The Euro has spent the better part of the month of April going sideways in a relatively tight range. This is an overly surprising considering that the pair does tend to be very choppy, but what is worth paying attention to is that the Federal Reserve has suggested that it was more than willing to flood the market with liquidity if it is necessary, so that could help the Euro, except the fact that the ECB is more than likely going to be doing the same thing as well. With that in mind, we probably will not have much in the way of a resolution to the situation that we find ourselves in, and I anticipate that May will probably be just as frustrating as April is for those looking to trade some type of trend.

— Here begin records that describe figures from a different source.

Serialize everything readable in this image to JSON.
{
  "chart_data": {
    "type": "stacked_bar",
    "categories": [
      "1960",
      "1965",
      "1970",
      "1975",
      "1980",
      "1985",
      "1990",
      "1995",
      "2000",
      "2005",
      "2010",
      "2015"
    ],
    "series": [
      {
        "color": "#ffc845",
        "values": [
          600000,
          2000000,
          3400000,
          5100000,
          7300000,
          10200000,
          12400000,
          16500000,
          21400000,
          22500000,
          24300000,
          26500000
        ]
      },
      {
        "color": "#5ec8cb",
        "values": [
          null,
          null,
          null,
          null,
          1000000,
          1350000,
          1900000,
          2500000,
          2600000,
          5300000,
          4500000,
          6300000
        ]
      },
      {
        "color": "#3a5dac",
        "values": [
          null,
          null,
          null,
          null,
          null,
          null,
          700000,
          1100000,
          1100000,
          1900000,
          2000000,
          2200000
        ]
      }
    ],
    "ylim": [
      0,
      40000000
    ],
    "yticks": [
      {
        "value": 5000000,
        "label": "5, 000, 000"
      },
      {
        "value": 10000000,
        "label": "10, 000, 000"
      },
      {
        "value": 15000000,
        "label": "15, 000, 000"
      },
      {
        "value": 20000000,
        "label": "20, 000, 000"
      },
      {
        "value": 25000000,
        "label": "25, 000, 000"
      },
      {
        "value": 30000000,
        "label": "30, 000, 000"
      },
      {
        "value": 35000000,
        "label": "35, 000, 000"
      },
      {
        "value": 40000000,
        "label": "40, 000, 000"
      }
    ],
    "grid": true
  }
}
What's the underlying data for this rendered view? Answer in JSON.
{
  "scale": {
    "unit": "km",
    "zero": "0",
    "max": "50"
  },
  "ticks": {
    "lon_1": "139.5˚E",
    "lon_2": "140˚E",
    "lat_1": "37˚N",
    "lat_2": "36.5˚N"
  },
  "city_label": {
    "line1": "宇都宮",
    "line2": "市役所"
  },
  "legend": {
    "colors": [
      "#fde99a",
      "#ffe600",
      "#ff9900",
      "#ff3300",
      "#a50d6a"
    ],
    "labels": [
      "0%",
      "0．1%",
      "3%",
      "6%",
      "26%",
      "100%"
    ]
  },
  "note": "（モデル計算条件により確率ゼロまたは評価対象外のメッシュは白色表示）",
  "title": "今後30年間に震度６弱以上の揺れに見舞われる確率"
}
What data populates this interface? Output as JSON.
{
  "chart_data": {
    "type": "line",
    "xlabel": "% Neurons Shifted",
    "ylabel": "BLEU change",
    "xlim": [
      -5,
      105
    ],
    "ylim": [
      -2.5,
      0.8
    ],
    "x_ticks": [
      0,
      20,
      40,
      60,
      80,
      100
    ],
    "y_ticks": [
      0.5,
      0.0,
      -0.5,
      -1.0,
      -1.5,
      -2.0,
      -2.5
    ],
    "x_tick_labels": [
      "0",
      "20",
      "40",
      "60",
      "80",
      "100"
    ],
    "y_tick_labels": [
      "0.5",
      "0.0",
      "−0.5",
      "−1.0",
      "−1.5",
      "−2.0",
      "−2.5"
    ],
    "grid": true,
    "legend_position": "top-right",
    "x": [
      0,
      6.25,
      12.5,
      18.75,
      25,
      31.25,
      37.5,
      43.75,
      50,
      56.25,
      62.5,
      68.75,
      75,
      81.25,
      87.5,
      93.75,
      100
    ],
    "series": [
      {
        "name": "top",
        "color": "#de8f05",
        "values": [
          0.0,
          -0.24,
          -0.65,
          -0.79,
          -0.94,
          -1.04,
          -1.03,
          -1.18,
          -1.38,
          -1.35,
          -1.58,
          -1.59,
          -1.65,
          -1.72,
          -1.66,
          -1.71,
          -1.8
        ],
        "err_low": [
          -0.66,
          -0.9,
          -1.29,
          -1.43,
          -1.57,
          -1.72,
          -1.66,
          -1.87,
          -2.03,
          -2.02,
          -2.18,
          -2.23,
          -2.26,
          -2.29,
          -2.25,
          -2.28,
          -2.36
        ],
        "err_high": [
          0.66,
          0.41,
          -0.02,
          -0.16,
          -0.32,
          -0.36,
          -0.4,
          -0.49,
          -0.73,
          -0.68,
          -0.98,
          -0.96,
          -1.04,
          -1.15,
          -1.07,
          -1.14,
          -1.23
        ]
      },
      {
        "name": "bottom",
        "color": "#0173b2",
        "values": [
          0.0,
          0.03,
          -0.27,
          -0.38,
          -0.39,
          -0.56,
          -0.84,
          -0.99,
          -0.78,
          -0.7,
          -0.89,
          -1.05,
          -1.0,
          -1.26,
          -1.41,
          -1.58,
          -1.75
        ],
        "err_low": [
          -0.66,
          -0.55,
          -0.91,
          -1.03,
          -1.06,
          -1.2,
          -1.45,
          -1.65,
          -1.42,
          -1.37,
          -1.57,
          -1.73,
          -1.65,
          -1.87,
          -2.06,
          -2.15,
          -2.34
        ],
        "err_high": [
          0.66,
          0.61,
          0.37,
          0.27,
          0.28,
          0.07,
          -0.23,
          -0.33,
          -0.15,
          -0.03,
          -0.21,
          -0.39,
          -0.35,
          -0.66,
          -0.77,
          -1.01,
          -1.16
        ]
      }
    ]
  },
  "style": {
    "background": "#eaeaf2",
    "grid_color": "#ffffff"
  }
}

When you look at the Euro over the course of the last several years, we have most decidedly been negative, but it is worth paying attention to is that the pair has been negative, but in a very choppy manner and therefore it has not necessarily been as simple as shorting this market and hanging on. You need to pick your battles and fade at the right levels.
Going into the month of May, the 1.10 level should be significant resistance, just as the 1.11 level will be. To the downside, the 1.08 level is support, while the 1.0650 level will also be supported. I believe that this market probably goes back and forth and chops around without any real clear direction as both central banks are likely to compete in a “race to the bottom” when it comes to currency value. Because of this, I believe that we will see no relief to the grinding action that has been such a staple of this pair for so long. Typically, the Federal Reserve get what it wants, so one would have to think that there is probably going to be a significant amount of upward pressure given enough time. I am not necessarily expecting an explosive move to the upside, but we may be in the process of trying to turn things around. Having said that, the European Union is an absolute mess and it is not getting better. It is because of this that you may be better off buying the US dollar against other currencies, especially when it comes to emerging markets.